New Article: Jamelia Morgan, Policing Marginality in Public Space, 81 Ohio St. L.J. 1045 (2021). Abstract below:
The pandemic spurred by COVID-19 has illuminated in stark detail the threats to safety and health that have long-characterized the lived experiences of unsheltered individuals. The pandemic has brought to the forefront deeply rooted structural problems, which contributed to the social conditions now currently rendering houseless people particularly vulnerable to the brutal disease and premature death. Skyrocketing housing prices coupled with city-wide housing shortages have converged in recent years to create a nation-wide affordable housing crisis. According to a 2018 report by the National Low Income Housing Coalition, to meet existing housing demand, about 7.2 million more affordable rental housing units would have to be built across the United States. Although the severity of the problem varies across jurisdictions, the same report indicates that “[n]o state, including the District of Columbia, has an adequate supply of rental housing for extremely low income households.” In Los Angeles, perhaps the “epicenter” of the affordable housing crisis,6 the number of unsheltered people has increased 12% in Los Angeles County and 16% in the city of Los Angeles—a 52% increase for the city since 2011.7 Approximately 75% of homeless people in Los Angeles are unsheltered and live outside.
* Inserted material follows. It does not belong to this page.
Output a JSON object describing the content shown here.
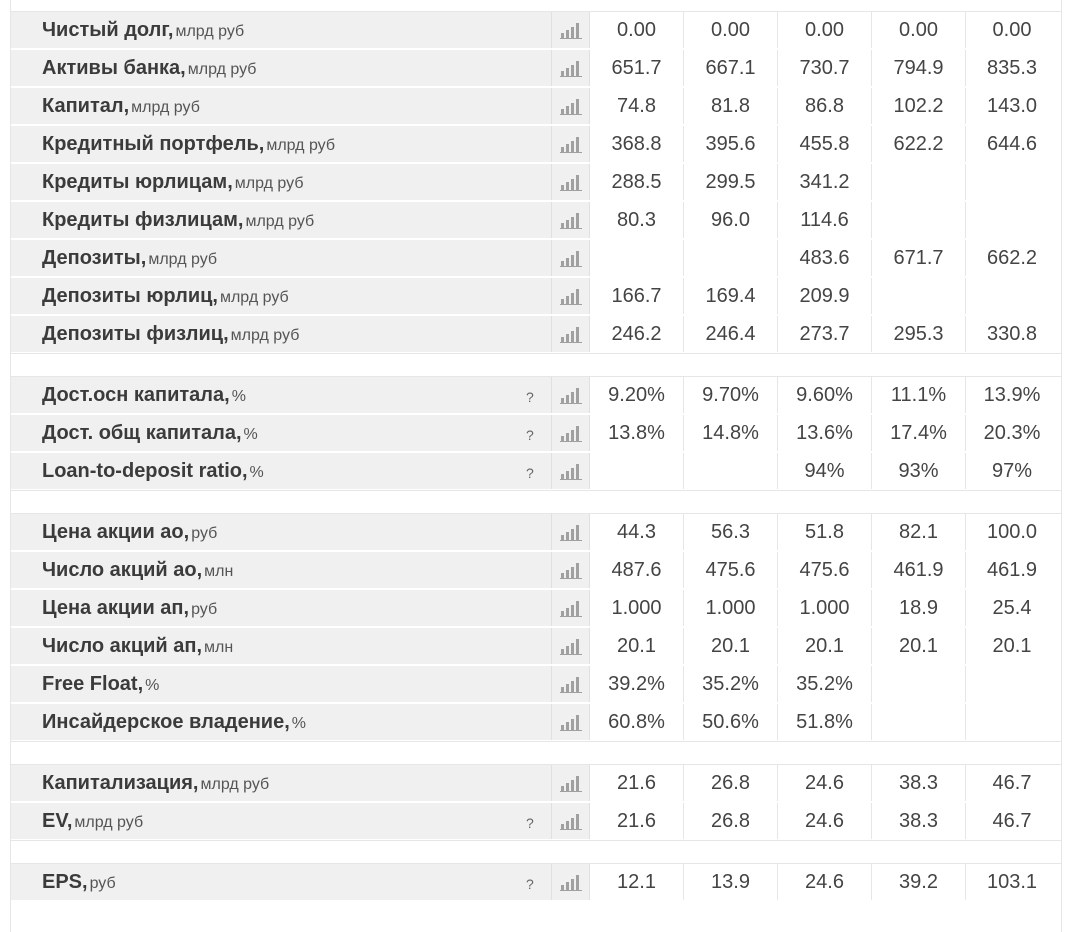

The housing crisis seems to have also prompted local jurisdictions to ramp up quality-of-life policing efforts in public spaces. In this Essay, I suggest that the housing crisis in particular provides a case study from which to scrutinize some of the historical and ongoing harms that flow from managing access to public space using criminal laws—and why constitutional prohibitions against status crimes, one tool in the arsenal of challenges against quality-of-life policing, fail to protect against overcriminalization. The first part of the Essay provides a brief discussion of some of the past and present uses of criminal law enforcement to regulate the boundaries of, and behaviors within, public spaces with a focus on how those laws served to reinforce racial, gender, class and other status hierarchies. In particular, I discuss how the use of criminal laws to regulate access to, and behaviors in, public spaces reinforces both existing status hierarchies and contributes to ongoing criminalization of historically and currently marginalized groups. In the second half of the Essay, I discuss the recent Ninth Circuit case, Boise v. Martin, as an entry point into a discussion on the constitutional limits of criminalizing acts that occur in public because, in the words of Justice White in his concurrence in Powell v. Texas, the person accused has “no place else to go.” I suggest that constitutional protections against the criminalization of status do little to limit or constrain an oft-ignored but harmful purpose of criminal law as applied to the policing of public space: the public ordering function. The public ordering function of criminal law highlights its role in targeting not only houseless individuals, but an array of marginalized groups deemed “out of place,” disruptive, disorderly, or dangerous. Centering in on this function of criminal law permits a more practical view of the limits of existing constitutional protections and provides a framework to better account for the full scope of the harms stemming from ongoing quality-of-life policing efforts targeted at houseless individuals and other marginalized groups.